In response, McLeod wrote to Clark, “On behalf of the more than 12,500 REALTORS® that we represent, I am writing to express concern at your decision to pre-empt the Real Estate Council’s independent advisory group’s review and introduce new rules on assignment agreements in real estate.
“We are concerned that the provincial government is looking to change the rules to fix a short-term problem. We understand the intention is to curb speculation associated with the high demand, low inventory market Greater Vancouver is currently experiencing. There are often unforeseen consequences associated with attempting to impose limitations on the market and we respectfully ask that the government consider the following issues.
“In other types of markets, assignments can protect sellers and buyers… Financial, family or other personal situations change. In such cases, assigning the contract to a second buyer allows both the original buyer to honour the contract and protects the developer/seller who would otherwise have a contract potentially in default.”
He was particularly scathing of the way in which local mainstream media has presented the issue of contract assignments, following the much-hyped Globe and Mail investigative article in February.

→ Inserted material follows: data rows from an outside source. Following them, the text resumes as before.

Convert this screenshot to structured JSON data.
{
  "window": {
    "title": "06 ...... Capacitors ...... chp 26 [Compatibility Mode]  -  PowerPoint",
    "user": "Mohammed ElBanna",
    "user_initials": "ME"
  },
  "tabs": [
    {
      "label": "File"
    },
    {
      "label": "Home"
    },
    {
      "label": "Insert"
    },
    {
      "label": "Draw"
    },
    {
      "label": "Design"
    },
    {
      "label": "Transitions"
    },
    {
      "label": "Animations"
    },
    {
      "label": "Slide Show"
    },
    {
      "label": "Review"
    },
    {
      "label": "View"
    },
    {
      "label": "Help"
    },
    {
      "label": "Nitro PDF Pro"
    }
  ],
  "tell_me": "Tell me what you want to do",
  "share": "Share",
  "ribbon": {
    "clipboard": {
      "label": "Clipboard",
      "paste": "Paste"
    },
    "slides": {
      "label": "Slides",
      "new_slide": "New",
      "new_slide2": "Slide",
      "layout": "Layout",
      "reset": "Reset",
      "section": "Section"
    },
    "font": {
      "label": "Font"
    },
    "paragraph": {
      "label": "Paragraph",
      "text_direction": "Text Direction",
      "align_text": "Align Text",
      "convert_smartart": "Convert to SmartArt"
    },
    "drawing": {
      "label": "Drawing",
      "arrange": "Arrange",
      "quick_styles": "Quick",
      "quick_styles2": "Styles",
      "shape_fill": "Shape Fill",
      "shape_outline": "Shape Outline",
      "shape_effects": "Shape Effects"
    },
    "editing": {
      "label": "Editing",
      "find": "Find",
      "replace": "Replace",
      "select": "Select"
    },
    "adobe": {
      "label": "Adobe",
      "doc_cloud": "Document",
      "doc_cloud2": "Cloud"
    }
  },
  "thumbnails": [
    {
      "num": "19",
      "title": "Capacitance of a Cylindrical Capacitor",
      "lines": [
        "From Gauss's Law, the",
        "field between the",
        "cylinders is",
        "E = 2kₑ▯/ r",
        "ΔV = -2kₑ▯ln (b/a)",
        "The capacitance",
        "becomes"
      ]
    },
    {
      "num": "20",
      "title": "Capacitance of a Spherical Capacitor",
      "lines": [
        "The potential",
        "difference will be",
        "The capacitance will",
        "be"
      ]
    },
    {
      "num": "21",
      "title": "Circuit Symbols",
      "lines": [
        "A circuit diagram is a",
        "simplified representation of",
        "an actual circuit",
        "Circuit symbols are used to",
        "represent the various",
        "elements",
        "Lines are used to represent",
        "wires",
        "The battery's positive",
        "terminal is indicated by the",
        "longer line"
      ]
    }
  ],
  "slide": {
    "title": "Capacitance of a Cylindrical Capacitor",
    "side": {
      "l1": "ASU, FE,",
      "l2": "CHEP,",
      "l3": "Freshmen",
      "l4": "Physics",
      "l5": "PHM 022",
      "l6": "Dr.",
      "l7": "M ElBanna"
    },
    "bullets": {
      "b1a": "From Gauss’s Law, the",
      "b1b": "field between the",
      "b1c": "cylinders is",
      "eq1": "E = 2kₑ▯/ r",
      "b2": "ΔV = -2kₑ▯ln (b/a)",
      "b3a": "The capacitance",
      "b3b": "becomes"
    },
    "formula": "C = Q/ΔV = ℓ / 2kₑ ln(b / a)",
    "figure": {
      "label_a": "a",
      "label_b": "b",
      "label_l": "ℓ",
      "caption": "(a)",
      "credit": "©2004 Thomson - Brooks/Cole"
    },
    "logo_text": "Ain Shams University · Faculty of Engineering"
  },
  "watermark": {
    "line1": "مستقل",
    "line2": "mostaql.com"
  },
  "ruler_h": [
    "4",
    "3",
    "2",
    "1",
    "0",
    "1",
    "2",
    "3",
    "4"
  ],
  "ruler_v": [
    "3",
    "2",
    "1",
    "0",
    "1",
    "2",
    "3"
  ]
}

McLeod wrote, “The term ‘shadow flipping’ was coined to inflame public opinion. An assignment agreement is a regulated practice in BC.
“The media has not let facts get in the way of painting a negative picture of REALTORS® in this story of assignments. We have shared with them, but they do not report, that our organization has yet to receive a formal complaint from the public about assignments.
“We are concerned that the media hyperbole on this topic may lead to changes with unintended consequences once the market changes, as it inevitably does.”
He concluded, “The housing affordability debate in Metro Vancouver is at a fever pitch today. It’s become emotional and political. Amid this climate, it’s important to remember that market cycles come and go, but government intervention is permanent.
“We welcome opportunities to work with your government to find solutions that help protect the public irrespective of current market dynamics.”
Vancouver real estate agent Darlene Dunnett commented on the letter, “I agree that the media has run with the negative side of story of shadow flipping and in so doing had tarnished with one stroke the reputation of REALTORS® as a whole. It may be true that a certain number of agents and members of the public alike have taken advantage of uniformed sellers who may have allowed their home to be underpriced, and that is wrong. These people should be exposed and disciplined.
“The real estate council has jurisdiction over all REALTORS® and as such has an obligation to protect the public and to police and discipline their own members who deliberately seek to deceive the public and profit in their deception.”
Kathy Tomlinson, author of the Globe and Mail article that sparked the recent debate, was asked by REW.ca at a public housing affordability forum in February whether she believed the mainstream media in general had a responsibility to include balanced and contextual information in its stories, such as citing the total number of real estate transactions when highlighting an issue that exists in a small segment of the market. She said, “It’s not our job, frankly, to report on the corner where everything is fine. It’s our job to report on the corner where there is a car crash. It’s deeply ingrained in what we [as journalists] do and it’s not going to change. Nobody is going to assign me a story on what’s going well.”
Tomlinson added to REW.ca today, "I am an investigative reporter - so my job is to focus on, uncover and reveal problems that affect the public and hold the powers that be to account."